According to Nielsen-Gammon, the 10 highest rainfall months in state history were all over six inches per month. So for a single month to come along and jump all the way to 7.54 inches, with a few days left in May, is remarkable.

And it comes just four years after 2011, the worst one-year drought experienced by the state.

“The monthly rainfall record was annihilated this May about as badly as 2011 annihilated the drought records,” said Nielsen-Gammon, a professor of atmospheric science at Texas A&M University.
About 10 to 15 inches of rain have fallen across Houston this month, which got much of that during the Memorial Day Weekend. Dallas has been the state’s high-water mark with about 20 inches in May. Parts of Central Texas have gotten 18 inches.

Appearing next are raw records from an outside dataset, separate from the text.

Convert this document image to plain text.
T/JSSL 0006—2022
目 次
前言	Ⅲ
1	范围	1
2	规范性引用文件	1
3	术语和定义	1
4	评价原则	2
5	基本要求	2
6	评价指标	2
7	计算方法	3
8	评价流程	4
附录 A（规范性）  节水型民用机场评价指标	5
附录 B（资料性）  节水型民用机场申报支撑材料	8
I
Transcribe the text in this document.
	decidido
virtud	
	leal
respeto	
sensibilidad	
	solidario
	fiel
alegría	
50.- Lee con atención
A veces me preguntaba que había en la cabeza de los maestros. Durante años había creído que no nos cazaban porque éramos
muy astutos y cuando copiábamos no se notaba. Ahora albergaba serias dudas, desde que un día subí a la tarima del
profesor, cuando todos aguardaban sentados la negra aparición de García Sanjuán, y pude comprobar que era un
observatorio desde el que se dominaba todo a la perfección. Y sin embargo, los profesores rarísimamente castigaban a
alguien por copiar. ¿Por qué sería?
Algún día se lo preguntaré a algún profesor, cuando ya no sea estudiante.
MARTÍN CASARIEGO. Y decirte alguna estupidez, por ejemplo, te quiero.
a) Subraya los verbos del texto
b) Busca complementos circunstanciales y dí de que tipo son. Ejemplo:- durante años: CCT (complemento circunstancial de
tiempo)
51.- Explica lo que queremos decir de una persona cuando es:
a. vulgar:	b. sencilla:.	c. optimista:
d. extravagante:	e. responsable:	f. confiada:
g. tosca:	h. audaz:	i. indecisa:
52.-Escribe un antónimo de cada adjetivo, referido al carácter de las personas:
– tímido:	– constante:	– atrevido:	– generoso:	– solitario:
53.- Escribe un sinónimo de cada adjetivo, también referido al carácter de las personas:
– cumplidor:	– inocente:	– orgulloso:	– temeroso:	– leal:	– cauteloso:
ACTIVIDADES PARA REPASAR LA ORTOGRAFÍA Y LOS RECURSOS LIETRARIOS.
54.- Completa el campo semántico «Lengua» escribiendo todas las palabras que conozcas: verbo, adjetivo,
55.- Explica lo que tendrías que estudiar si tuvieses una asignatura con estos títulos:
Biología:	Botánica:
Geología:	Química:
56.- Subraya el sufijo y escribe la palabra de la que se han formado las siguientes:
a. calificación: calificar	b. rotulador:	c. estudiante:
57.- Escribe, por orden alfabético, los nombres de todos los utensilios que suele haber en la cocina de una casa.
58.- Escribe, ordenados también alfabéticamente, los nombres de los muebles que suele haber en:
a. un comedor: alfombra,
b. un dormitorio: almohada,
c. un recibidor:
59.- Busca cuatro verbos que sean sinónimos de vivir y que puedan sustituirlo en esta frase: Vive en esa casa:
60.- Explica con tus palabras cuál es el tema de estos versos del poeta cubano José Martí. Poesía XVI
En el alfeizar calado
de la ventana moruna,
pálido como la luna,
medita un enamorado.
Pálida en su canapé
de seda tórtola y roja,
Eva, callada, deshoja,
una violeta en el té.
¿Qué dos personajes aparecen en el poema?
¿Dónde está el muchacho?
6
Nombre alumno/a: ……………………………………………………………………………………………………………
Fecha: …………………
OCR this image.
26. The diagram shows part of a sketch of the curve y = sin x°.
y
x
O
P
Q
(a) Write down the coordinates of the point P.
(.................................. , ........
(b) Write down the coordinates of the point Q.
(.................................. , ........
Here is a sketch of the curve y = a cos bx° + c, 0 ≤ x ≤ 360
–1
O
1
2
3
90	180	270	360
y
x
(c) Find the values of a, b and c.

At the San Antonio International Airport, the National Weather Service has recorded 7.05 inches so far this month, about three inches above normal but far from the record of 14.07 inches set in 1935. Combined with April’s 7.54 inches, rainfall for the year is about 10 inches over the average.

The Edwards Aquifer, the main water supply for the San Antonio area, is also at its highest mark in more than three years, reaching 662.6 feet above sea level at the J-17 index well.

An active El Niño in the Pacific Ocean has driven the persistent rains across Texas by helping to steer the jet stream, a current of fast-moving air in the upper atmosphere, over the state. This has brought a steady flow of moisture and upper-level low pressure systems, which create the lift to form thunderstorms.

A wet May has pulled most of Texas out of the drought that began in late 2010. A year ago more than 55 percent of Texas remained in at least a “severe” drought, based upon data from the U.S. Drought Monitor. Now about 3 percent is, and falling.

Overall the state’s reservoirs are now 82 percent full, says the Texas Water Development Board. That’s up from less than 65 percent a few months ago, and it’s the highest level since 2010.

Summer, of course, is coming.

That means the northern hemisphere jet stream, which can swoop down as far south as Texas during cooler months, will pull back north. During the summer months, the jet stream will more typically move over southern Canada and the upper Midwestern United States.

El Niño’s influence on rainfall in Texas will wane. June could still be wet, but there’s no reason to believe the wet pattern will extend into July or August.

In fact, some long-range forecast models indicate higher pressures over much of Texas and the Gulf of Mexico during these warmer months, which would mean the state receives less rain than normal.

So rain may be a pain now, but by August it may be a fond memory.